Mr. Campbell to Mr. Seward
Sir: I have the honor to report my arrival at this anchorage on the 29th ultimo, having left Havana on the afternoon of the 25th.
Mr. Lane, our consul at this port, was on board with me here during the day, yesterday. From him, and from other sources, I have gained the following information as to the state of affairs at this point, and, so far as is known here, with regard to the interior.[Page 13]
Maximilian is still at Orizaba. His ministers, it is stated, are now there with him. He has not been in the city of Mexico since his departure from that place the last of October. It is generally understood that the functions of government in the city of Mexico are in the hands of Marshal Bazaine.
At Orizaba, and at this port, the civil power appears, however, still to be exercised by so-called Maximilian authorities. Between these and the French there is evidently some disagreement, particularly with reference to the possession of the custom-house of this port.

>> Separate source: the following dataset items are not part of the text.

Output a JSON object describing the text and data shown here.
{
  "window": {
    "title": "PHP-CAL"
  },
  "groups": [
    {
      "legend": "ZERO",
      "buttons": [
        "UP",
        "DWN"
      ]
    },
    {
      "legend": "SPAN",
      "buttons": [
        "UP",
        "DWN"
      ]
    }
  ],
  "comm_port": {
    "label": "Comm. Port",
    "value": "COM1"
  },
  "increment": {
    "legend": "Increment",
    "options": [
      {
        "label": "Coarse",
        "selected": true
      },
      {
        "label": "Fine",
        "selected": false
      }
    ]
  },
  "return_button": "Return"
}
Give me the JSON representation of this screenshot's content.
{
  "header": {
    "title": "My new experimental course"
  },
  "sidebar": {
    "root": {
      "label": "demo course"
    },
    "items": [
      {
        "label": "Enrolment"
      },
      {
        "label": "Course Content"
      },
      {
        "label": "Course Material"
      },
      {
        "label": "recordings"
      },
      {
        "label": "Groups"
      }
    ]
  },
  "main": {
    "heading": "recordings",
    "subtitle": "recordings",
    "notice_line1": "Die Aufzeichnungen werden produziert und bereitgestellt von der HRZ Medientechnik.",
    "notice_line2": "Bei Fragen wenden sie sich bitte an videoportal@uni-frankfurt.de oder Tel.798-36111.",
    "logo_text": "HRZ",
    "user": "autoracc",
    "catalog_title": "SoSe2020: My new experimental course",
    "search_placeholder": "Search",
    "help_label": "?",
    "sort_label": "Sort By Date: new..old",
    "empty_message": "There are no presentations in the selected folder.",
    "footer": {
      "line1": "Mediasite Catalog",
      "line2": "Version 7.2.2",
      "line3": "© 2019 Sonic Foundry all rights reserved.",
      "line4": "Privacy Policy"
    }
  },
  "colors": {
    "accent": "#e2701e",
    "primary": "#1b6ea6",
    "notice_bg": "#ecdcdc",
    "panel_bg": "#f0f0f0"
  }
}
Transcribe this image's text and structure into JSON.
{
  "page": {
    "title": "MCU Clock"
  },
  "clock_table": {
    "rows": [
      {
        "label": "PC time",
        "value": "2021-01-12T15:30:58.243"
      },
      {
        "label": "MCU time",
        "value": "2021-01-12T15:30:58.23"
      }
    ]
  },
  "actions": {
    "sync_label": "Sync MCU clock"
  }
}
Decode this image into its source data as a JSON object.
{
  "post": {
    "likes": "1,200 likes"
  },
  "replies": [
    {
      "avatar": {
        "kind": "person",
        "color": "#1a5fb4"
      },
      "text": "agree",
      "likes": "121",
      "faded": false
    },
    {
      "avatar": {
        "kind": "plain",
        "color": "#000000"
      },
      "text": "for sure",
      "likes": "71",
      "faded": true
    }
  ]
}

No French troops, so far as I can learn, were embarked at this port during the month of November, nor for some time previous. There are but one or two transport vessels now here, and nothing transpiring that is obvious here that indicates any preparation for the immediate withdrawal of any part of the French forces. It is said that they are being withdrawn from the interior, and concentrated on the line from the city of Mexico to this port. From a French source, I learn that the number of their troops now in this country is twenty-eight thousand.
It is reported that Miramon and Marquez are with Maximilian at Orizaba, and that the government may be turned over to them as the representatives of the reactionary party.

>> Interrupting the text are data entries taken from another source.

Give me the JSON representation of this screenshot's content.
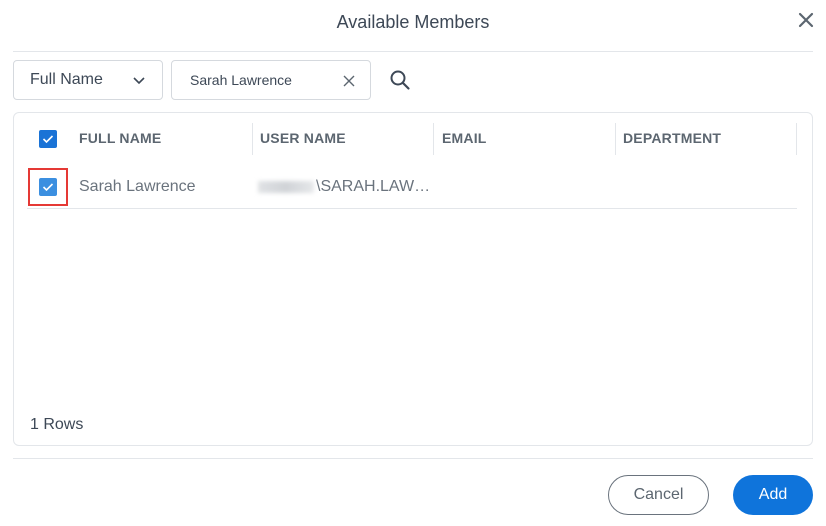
{
  "dialog": {
    "title": "Available Members",
    "close_icon": "close-icon"
  },
  "filter": {
    "field_select": "Full Name",
    "search_value": "Sarah Lawrence",
    "search_placeholder": "",
    "clear_icon": "clear-icon",
    "search_icon": "search-icon"
  },
  "table": {
    "select_all_checked": true,
    "columns": [
      "FULL NAME",
      "USER NAME",
      "EMAIL",
      "DEPARTMENT"
    ],
    "rows": [
      {
        "checked": true,
        "full_name": "Sarah Lawrence",
        "user_name": "\\SARAH.LAW…",
        "user_name_prefix_blurred": true,
        "email": "",
        "department": ""
      }
    ],
    "rows_count": "1 Rows"
  },
  "footer": {
    "cancel_label": "Cancel",
    "add_label": "Add"
  },
  "colors": {
    "primary": "#0f74db",
    "highlight_border": "#e53935"
  }
}
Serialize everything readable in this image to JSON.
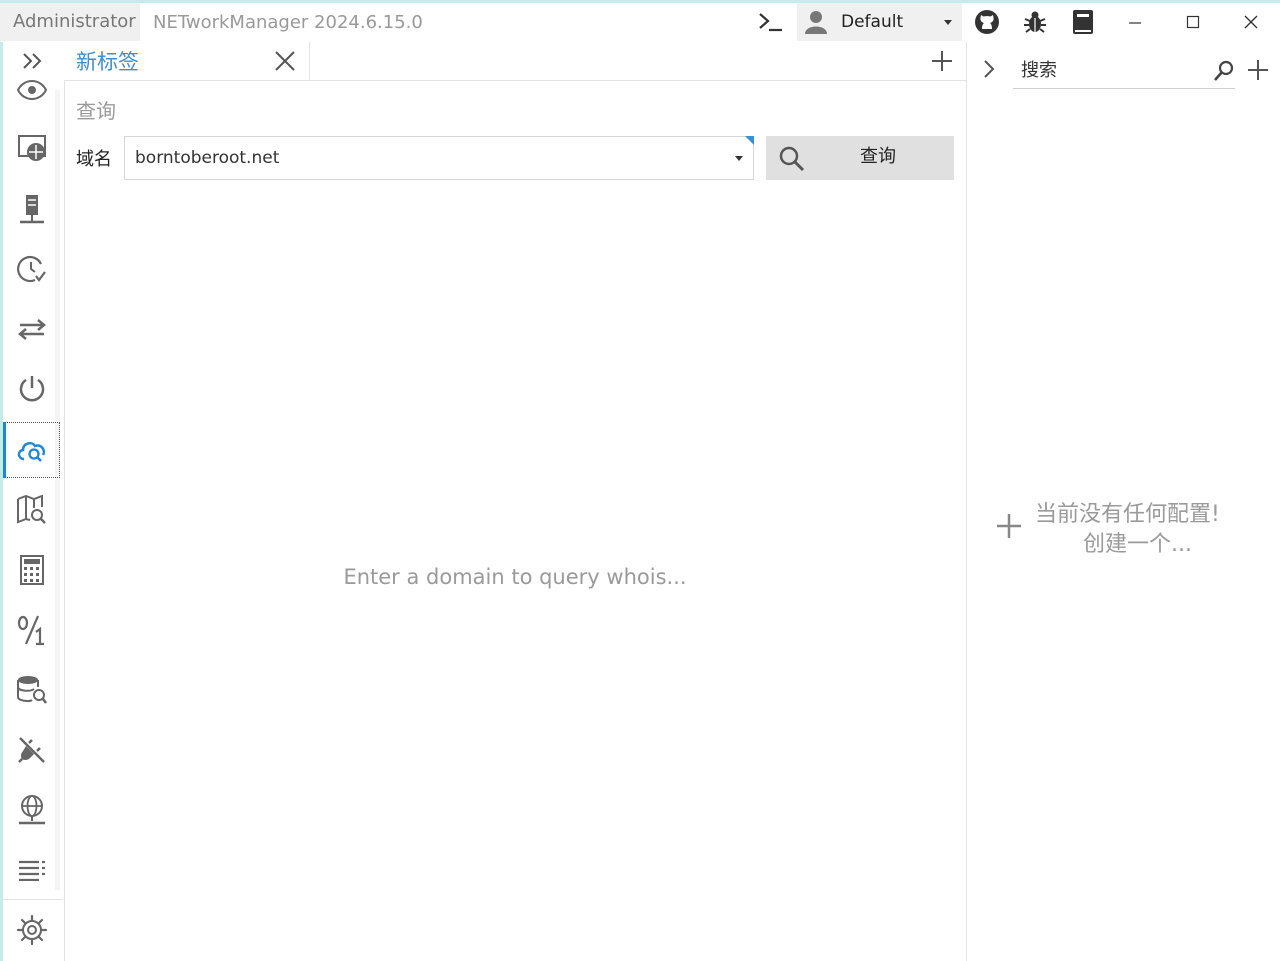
{
  "titlebar": {
    "user_label": "Administrator",
    "app_title": "NETworkManager 2024.6.15.0",
    "profile_name": "Default"
  },
  "sidebar": {
    "active_item": "whois",
    "items": [
      {
        "icon": "eye-icon"
      },
      {
        "icon": "network-interface-icon"
      },
      {
        "icon": "server-icon"
      },
      {
        "icon": "clock-check-icon"
      },
      {
        "icon": "swap-arrows-icon"
      },
      {
        "icon": "power-icon"
      },
      {
        "icon": "cloud-search-icon"
      },
      {
        "icon": "map-search-icon"
      },
      {
        "icon": "calculator-icon"
      },
      {
        "icon": "fraction-icon"
      },
      {
        "icon": "database-search-icon"
      },
      {
        "icon": "plug-off-icon"
      },
      {
        "icon": "globe-network-icon"
      },
      {
        "icon": "list-icon"
      }
    ],
    "settings_icon": "gear-icon"
  },
  "tabs": [
    {
      "label": "新标签"
    }
  ],
  "main": {
    "section_title": "查询",
    "domain_label": "域名",
    "domain_value": "borntoberoot.net",
    "query_button": "查询",
    "empty_message": "Enter a domain to query whois..."
  },
  "profiles_panel": {
    "search_placeholder": "搜索",
    "empty_line1": "当前没有任何配置!",
    "empty_line2": "创建一个..."
  },
  "colors": {
    "accent": "#3b8fd6",
    "top_strip": "#c4ecea",
    "muted_text": "#9a9a9a"
  }
}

I am unable to obtain here any definite information as to the movements of President Juarez, but it seems to be the general impression that he is now in the neighborhood of the city of San Luis Potosi. The French forces have been withdrawn from that point, and there remained in that vicinity but a small Maximilian force, which, it is believed, can interpose but little obstacle to the occupation of that place by the forces of President Juarez.
The harbor of Vera Cruz being in full and complete possession of the enemies of the republic of Mexico, I did not deem it proper, acting under your instructions, to land here.
The French expeditionary forces having been concentrated on the line from the city to Mexico, it appears to me that this route is the very last that I should adopt in seeking to establish communication with President Juarez. I should not feel authorized to accept, even if tendered to me, the good offices of those who are and have been for years in the attitude of enemies of the republic, in seeking to reach its President.
I expect to receive positive information from our consul at Tampico, Mr. Chase, as to the situation at that point, by the English steamer, which will be due from that port to-morrow. From all the information I can gather here, that port and the line thence to San Luis Potosi are in the undisturbed possession of the liberals.
From my present information, therefore, it appears that there is no other point on the coast from whence I can more speedily open communication with President Juarez than Tampico, and unless some important fact is developed here within a delay of a few days, changing the aspect of affairs, I shall proceed at once to that port and make an effort to reach the government of the republic at San Luis Potosi, or some other point in the interior in that direction.
My anxiety to open communication with President Juarez as speedily as possible is enhanced by the fact that the condition of affairs may be such as may require some action on the part of Congress during its short session, and early and reliable information, therefore, cannot but be regarded as important by the department.
I am, sir, very respectfully, your most obedient servant,
Hon. William H. Seward, Secretary of State, Washington, D. C.